Certes, toutes les créatrices et tous les créateurs des années 80 n’ont pas eu la chance et le talent de pouvoir poursuivre la folle aventure… Mais certains d’entre eux l’ont vécue, mais ils ont participé avec brio, à cette évolution de la mode. Cette mode qui a continué jusqu’à présent.
Sybilla et la mode
Cinéma, photographie, design, mode, style de vie… le vent de liberté qui soufflait sur Madrid enfin libéré depuis 1975 de l’emprise franquiste a été baptisé Movida. L’une des figures emblématiques de ce mouvement qui a captivé l’Europe. Sybilla a présenté à Madrid une première collection de vêtements sur mesure en 1983. Prêt-à-porter féminin, souliers, sacs à main, accessoires ou lignes pour la maison, à la fin des années quatre-vingt, elle avait constitué tout un univers. Elle a réuni dans le cadre d’une maison particulière décorée par ses soins. Un parfum, des accords avec le Japon, son succès madrilène et un solide réseau d’amitiés permettent aujourd’hui à Sybilla d’exister en dehors des réseaux traditionnels de la mode. Figure discrète, originale et d’autant plus attachante.
Romeo Gigli
Créée en 1983, la marque de l’Italien Romeo Gigli imposait d’emblée son indépendance. Dans l’univers fonctionnaliste de l’efficace prêt-à-porter milanais, il s’adressait plus volontiers à une fille-fleur qu’à une battante. Avec des formes floues, un vêtement naturellement déstructuré, des harmonies de tons et une recherche de matière d’un raffinement proche de la préciosité. Aussi chastes que sensuelles, intimistes et jouant l’intemporalité. Mêlant des influences littéraires, des ornements ethniques, les collections de Gigli illustrent bien la multiplicité des tendances qui se partagent l’allure contemporaine. Les accessoires masculins font leur entrée dans cette mode avec la sacoche pour homme…
Christian Lacroix : la mode des années 80
C’est un effet d’électrochoc que provoque, sur l’ensemble de la haute couture parisienne, en 1987, l’arrivée de Christian Lacroix. Originaire d’Arles, né en 1951, celui qui s’affirme, outre comme le benjamin des couturiers, comme un esprit original et passionné par l’histoire du costume et des folklores du monde entier, parvient à éblouir la presse américaine. Elle le célèbre pendant un an. Véritable état de grâce au cours duquel Lacroix met Paris et Madison Avenue à l’heure de la Provence, des cigales et des belles Arlésiennes. Tandis que le prix des bastides monte en flèche dans les Bouches-du-Rhône… Les femmes s’essayent aux jupons à volants, aux crinolines à pois, aux corselets rebrodés.

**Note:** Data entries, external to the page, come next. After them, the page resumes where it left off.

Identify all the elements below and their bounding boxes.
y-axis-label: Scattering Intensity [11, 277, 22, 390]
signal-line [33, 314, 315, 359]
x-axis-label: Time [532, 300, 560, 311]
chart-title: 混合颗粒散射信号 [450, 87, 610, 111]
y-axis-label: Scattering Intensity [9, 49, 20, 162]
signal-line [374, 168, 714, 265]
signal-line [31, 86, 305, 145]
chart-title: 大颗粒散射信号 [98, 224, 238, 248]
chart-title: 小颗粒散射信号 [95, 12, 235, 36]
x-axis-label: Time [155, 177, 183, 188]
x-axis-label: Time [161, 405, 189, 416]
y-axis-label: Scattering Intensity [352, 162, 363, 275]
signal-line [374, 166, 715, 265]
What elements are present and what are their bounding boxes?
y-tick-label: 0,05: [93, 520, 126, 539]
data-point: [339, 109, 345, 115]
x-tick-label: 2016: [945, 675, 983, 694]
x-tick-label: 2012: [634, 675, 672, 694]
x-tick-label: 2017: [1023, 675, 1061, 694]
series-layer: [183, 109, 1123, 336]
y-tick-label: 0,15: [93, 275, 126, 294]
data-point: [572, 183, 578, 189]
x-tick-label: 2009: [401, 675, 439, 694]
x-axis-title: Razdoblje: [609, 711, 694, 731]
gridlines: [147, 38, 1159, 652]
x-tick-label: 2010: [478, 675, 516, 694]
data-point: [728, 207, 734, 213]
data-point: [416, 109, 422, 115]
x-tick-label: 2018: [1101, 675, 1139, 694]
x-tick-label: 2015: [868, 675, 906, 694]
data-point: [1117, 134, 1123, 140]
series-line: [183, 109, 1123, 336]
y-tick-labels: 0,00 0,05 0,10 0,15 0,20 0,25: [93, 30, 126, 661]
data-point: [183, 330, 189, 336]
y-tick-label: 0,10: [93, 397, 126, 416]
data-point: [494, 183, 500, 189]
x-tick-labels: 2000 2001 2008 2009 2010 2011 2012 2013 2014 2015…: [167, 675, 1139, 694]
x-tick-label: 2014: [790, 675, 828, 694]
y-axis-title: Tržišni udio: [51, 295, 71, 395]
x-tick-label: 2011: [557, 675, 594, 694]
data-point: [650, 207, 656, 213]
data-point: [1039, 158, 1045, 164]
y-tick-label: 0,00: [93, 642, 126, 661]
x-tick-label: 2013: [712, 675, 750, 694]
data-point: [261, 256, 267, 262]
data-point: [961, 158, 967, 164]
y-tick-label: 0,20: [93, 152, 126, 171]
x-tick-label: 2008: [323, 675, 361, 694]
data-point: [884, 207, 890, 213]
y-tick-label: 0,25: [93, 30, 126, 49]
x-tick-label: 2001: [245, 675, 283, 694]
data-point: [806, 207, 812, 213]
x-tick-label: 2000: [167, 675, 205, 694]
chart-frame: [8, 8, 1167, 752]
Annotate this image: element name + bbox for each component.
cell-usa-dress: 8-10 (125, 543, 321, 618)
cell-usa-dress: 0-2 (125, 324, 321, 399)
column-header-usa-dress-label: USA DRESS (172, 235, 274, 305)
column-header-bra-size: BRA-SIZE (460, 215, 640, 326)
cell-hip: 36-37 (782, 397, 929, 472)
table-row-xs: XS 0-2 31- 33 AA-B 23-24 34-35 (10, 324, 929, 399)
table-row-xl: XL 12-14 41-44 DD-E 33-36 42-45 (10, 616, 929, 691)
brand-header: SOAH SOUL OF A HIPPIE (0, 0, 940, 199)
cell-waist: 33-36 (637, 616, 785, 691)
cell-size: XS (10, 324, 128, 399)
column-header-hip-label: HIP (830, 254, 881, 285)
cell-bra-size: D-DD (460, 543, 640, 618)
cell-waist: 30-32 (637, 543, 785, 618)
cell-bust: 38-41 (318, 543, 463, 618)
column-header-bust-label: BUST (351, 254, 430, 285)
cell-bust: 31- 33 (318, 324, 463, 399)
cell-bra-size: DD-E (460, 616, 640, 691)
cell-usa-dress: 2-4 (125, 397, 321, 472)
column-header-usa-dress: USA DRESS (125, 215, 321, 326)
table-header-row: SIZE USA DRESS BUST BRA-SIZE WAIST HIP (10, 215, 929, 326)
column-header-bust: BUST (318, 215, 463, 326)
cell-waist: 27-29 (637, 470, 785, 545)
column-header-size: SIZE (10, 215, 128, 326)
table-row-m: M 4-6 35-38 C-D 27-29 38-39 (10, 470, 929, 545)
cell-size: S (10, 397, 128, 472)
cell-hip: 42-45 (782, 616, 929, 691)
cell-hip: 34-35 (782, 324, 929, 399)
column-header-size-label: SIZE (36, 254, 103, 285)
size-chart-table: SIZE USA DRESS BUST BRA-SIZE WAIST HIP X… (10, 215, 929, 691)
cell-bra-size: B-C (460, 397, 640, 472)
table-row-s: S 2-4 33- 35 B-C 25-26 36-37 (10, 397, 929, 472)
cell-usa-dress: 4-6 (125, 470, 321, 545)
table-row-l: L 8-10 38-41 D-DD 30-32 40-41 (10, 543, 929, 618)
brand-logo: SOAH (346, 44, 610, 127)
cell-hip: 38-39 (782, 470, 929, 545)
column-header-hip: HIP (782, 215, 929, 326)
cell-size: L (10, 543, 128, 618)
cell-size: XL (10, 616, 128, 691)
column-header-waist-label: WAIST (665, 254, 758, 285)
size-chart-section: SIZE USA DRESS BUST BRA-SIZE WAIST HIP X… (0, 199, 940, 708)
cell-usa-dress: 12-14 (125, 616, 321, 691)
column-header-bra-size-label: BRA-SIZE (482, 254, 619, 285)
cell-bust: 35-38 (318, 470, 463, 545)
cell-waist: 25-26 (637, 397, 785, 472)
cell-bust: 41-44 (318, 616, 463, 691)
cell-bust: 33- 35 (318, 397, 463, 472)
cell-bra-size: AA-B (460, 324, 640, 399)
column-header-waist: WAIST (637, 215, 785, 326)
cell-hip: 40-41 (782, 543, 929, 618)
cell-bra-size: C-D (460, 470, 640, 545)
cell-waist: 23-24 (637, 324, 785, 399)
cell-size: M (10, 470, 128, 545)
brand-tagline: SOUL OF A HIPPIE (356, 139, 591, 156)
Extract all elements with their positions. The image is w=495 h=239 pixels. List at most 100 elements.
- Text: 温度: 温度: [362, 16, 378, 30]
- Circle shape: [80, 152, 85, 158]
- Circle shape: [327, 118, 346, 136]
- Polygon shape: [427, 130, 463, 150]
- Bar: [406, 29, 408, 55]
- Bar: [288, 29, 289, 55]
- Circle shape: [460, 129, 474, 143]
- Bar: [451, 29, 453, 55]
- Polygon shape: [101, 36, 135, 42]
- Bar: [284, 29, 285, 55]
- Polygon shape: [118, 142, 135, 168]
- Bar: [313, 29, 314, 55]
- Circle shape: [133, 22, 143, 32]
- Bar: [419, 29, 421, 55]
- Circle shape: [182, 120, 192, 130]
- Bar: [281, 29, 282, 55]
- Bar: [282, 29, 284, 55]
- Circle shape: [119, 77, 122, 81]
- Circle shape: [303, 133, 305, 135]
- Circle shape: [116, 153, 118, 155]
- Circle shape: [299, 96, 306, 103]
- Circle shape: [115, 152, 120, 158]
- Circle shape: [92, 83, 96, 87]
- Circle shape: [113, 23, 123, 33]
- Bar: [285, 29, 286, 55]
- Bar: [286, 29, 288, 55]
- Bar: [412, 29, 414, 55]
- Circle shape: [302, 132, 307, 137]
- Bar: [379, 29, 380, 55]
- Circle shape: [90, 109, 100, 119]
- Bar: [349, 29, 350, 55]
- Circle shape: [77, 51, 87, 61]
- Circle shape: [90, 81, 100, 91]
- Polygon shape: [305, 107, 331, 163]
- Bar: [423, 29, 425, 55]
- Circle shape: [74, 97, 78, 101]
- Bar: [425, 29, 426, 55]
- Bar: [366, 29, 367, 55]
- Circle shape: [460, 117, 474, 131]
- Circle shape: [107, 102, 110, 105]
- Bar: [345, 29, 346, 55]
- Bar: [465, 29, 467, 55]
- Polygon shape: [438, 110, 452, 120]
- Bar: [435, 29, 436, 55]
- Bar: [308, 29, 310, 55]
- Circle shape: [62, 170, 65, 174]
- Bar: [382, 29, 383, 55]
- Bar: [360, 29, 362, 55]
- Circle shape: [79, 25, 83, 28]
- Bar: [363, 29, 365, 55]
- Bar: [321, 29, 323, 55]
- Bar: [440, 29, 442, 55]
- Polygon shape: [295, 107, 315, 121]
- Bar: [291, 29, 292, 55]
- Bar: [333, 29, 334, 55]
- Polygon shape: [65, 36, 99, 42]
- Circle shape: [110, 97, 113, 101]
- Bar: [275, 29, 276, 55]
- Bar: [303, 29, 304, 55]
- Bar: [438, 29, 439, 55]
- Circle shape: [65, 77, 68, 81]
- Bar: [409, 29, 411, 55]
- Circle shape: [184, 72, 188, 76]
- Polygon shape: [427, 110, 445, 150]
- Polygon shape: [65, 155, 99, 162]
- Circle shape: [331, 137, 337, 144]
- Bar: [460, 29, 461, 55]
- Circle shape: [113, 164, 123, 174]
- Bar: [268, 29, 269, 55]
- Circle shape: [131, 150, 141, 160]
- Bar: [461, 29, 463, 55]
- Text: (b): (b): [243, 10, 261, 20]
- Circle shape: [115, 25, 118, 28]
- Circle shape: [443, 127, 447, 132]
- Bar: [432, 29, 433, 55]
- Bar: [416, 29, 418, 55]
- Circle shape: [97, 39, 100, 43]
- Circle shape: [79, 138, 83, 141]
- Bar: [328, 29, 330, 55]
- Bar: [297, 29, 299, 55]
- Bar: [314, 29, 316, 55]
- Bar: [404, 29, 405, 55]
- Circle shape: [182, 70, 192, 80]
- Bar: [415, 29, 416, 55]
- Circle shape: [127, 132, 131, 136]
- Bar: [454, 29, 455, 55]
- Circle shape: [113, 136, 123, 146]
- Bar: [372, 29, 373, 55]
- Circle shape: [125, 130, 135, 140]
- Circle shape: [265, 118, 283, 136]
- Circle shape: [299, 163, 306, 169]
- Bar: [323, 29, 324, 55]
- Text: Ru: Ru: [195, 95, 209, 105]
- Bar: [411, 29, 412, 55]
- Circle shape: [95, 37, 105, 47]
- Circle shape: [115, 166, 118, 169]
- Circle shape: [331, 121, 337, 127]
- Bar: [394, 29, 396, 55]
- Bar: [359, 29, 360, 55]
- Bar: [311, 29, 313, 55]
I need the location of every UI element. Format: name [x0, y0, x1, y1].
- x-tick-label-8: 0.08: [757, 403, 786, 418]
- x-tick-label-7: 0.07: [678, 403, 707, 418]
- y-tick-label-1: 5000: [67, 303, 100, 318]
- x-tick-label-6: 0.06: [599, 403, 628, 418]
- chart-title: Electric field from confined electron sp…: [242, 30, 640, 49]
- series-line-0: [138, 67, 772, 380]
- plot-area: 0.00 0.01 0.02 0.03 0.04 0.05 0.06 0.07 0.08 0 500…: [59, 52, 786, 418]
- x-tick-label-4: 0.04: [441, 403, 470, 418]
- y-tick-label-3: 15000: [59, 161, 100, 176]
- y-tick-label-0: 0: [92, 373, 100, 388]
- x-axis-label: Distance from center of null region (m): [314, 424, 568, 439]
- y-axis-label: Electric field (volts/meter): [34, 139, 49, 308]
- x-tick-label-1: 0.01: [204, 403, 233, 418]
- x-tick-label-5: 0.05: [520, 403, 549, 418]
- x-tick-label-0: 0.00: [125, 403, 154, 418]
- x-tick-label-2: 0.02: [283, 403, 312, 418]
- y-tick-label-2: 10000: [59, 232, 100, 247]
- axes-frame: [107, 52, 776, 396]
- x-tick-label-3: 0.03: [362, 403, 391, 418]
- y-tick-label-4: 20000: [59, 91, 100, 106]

La tournure refait son apparition, les châles se croisent sur les poitrines, le sac à bandoulières symbolise la liberté… Les boites de nuit où le flamenco revient à la mode se peuplent de Carmen et de vierges sévillanes. Doué d’une vaste connaissance de l’histoire du théâtre et de l’opéra, le couturier a aussi dessiné les costumes qui ont accompagné plusieurs productions. Notamment, celles de Gaieté Parisienne, un ballet de Mikhail Barychnikov au Metropolitan Opera de New York… Et de Carmen, dans les arènes de Nîmes, en juillet 1989. À la fin d’une décennie, sur la seconde moitié de laquelle il laisse une trace indélébile. Christian Lacroix lance une fragrance contenue dans un flacon baroque à souhait. Pied de nez ou fatalisme, on la baptise C’est la vie.